Segundo Gurgel, até hoje, os impactos negativos das empresas foram tratados como não pertencentes aos investidores e acionistas. Os lucros, ao contrário, são privados, enquanto os impactos negativos gerados pelas empresas investidas são públicos, portanto, pertencentes a toda a sociedade. “Nesta concepção míope, caberia ao Estado mitigar e prevenir os danos gerados pelas empresas, algo que tem mudado ao longo dos anos, a partir da criação de políticas de responsabilização individual dos danos causados pelas corporações, especialmente os ambientais. Entretanto, os danos sociais ainda não entraram nesta equação; as empresas tabagistas e as de bebidas alcoólicas, por exemplo, não assumem os custos do Estado com a saúde”, afirma o economista.

“Gerar energia com uma usina termelétrica movida a carvão é bem mais barato do que com uma usina hidrelétrica. Uma estrada que atravessa uma área de gestão demanda menos custo do que uma área preservada para nascentes de rios. Usar metais pesados em processos de mineração é mais barato do que adotar técnicas sem referência. A questão fundamental é que, historicamente, no mundo dos investimentos, os retornos sempre foram vistos como privados – e detidos pelos investidores –, enquanto os impactos socioambientais gerados por decisões de investimento são vistos como públicos. Portanto, pertencentes a toda a sociedade”, salienta Gurgel.

 Na análise do diretor-executivo da Artemisia, essa discussão passa pela dimensão do poder regulatório e punitivo do Estado e pela Taxa Interna de Retorno Social (TIR). Ou seja, ao produzirmos negócios que resolvam problemas socioambientais, aliviaremos a carga tributária futura, que é o meio pelo qual o Estado vai financiar as medidas de mitigação e reparação dos danos causados por decisões de investimento que estão sendo feitas hoje.

Na percepção do economista, os negócios de impacto socioambiental respondem a essa demanda urgente. “São iniciativas empresariais, portanto, sustentáveis do ponto de vista financeiro e que ajudam a resolver problemas sociais contemporâneos.
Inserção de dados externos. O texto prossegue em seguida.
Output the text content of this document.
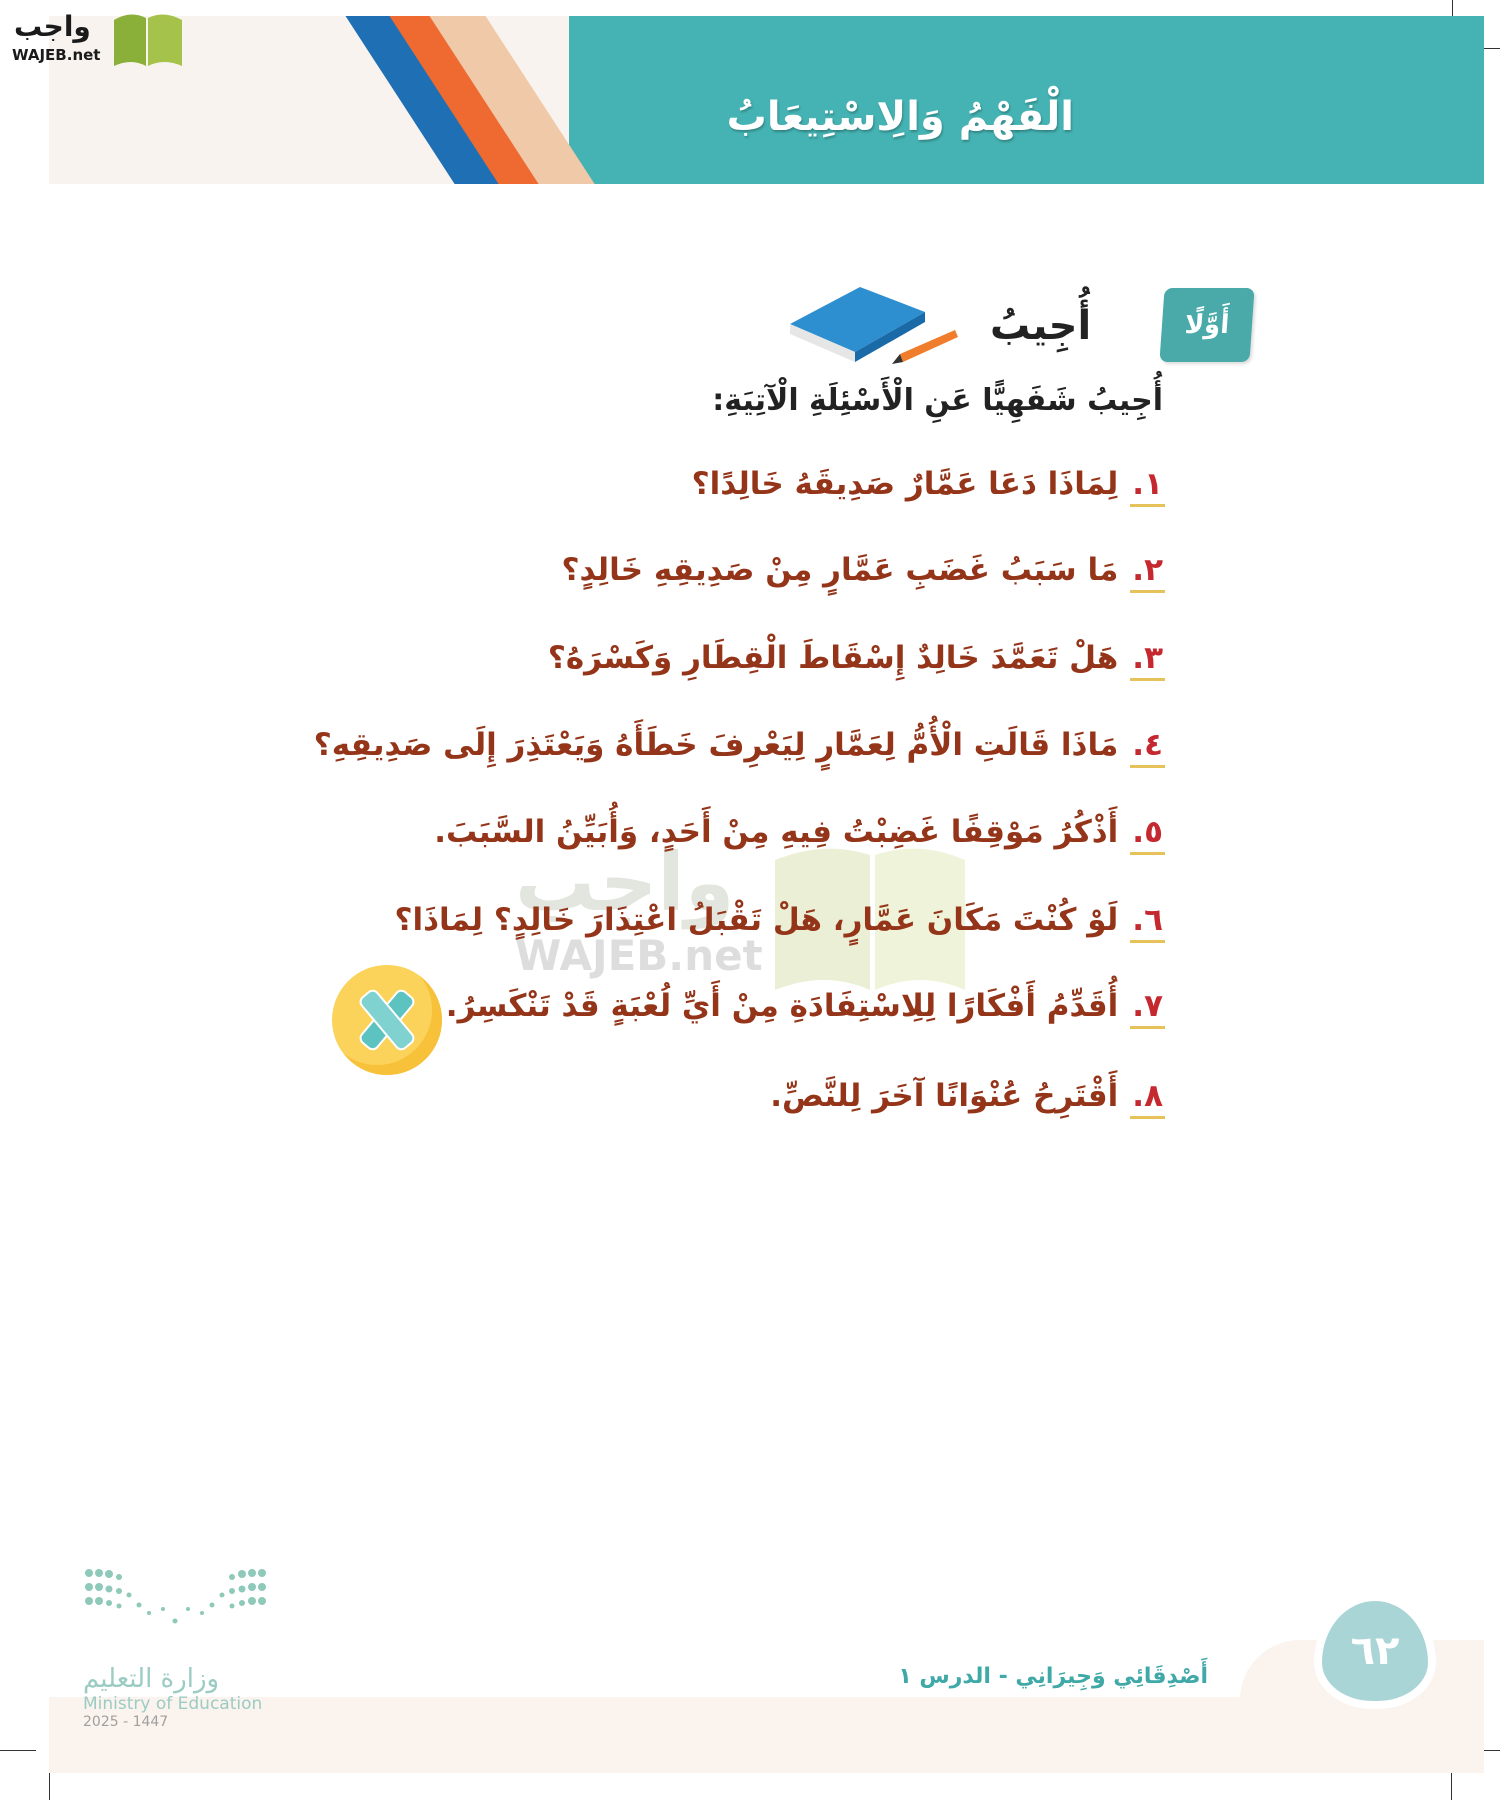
الْفَهْمُ وَالِاسْتِيعَابُ
واجب
WAJEB.net
أَوَّلًا
أُجِيبُ
أُجِيبُ شَفَهِيًّا عَنِ الْأَسْئِلَةِ الْآتِيَةِ:
واجب
WAJEB.net
١.لِمَاذَا دَعَا عَمَّارٌ صَدِيقَهُ خَالِدًا؟
٢.مَا سَبَبُ غَضَبِ عَمَّارٍ مِنْ صَدِيقِهِ خَالِدٍ؟
٣.هَلْ تَعَمَّدَ خَالِدٌ إِسْقَاطَ الْقِطَارِ وَكَسْرَهُ؟
٤.مَاذَا قَالَتِ الْأُمُّ لِعَمَّارٍ لِيَعْرِفَ خَطَأَهُ وَيَعْتَذِرَ إِلَى صَدِيقِهِ؟
٥.أَذْكُرُ مَوْقِفًا غَضِبْتُ فِيهِ مِنْ أَحَدٍ، وَأُبَيِّنُ السَّبَبَ.
٦.لَوْ كُنْتَ مَكَانَ عَمَّارٍ، هَلْ تَقْبَلُ اعْتِذَارَ خَالِدٍ؟ لِمَاذَا؟
٧.أُقَدِّمُ أَفْكَارًا لِلِاسْتِفَادَةِ مِنْ أَيِّ لُعْبَةٍ قَدْ تَنْكَسِرُ.
٨.أَقْتَرِحُ عُنْوَانًا آخَرَ لِلنَّصِّ.
٦٢
أَصْدِقَائِي وَجِيرَانِي - الدرس ١
وزارة التعليم
Ministry of Education
2025 - 1447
No futuro, essa atuação alivia a carga que seria gerada sobre os ombros de todos os contribuintes e da sociedade como um todo. Ao se analisar a viabilidade financeira e os retornos gerados pelos negócios de impacto, é necessário ir além da empresa e envolver análises de externalidades positivas (impacto socioambiental positivo) que estes negócios geram”, defende.

SOBRE OS NEGÓCIOS DE IMPACTO | São empresas que oferecem, de forma clara e intencional, soluções para endereçar um problema social e/ou ambiental por meio da sua atividade principal. Atuam de acordo com a lógica de mercado, com um modelo de negócio que busca retornos financeiros e se comprometem a medir o impacto que geram. Em resumo, os negócios de impacto seguem os seguintes critérios: intencionalidade de resolução de um problema social e/ou ambiental; a solução de impacto é a atividade principal do negócio; busca de retorno financeiro – operando pela lógica de mercado –; e têm compromisso com monitoramento do impacto gerado.

ARTEMISIA | A Artemisia é a organização pioneira no apoio a negócios de impacto social no Brasil. Tem como foco de atuação identificar e potencializar negócios que criam soluções para problemas socioambientais e provocam impacto social positivo por meio da sua atividade principal. Fundada em 2005, a Artemisia possui atuação nacional e já impulsionou mais de 650 iniciativas de impacto de todo o Brasil em seus diferentes programas.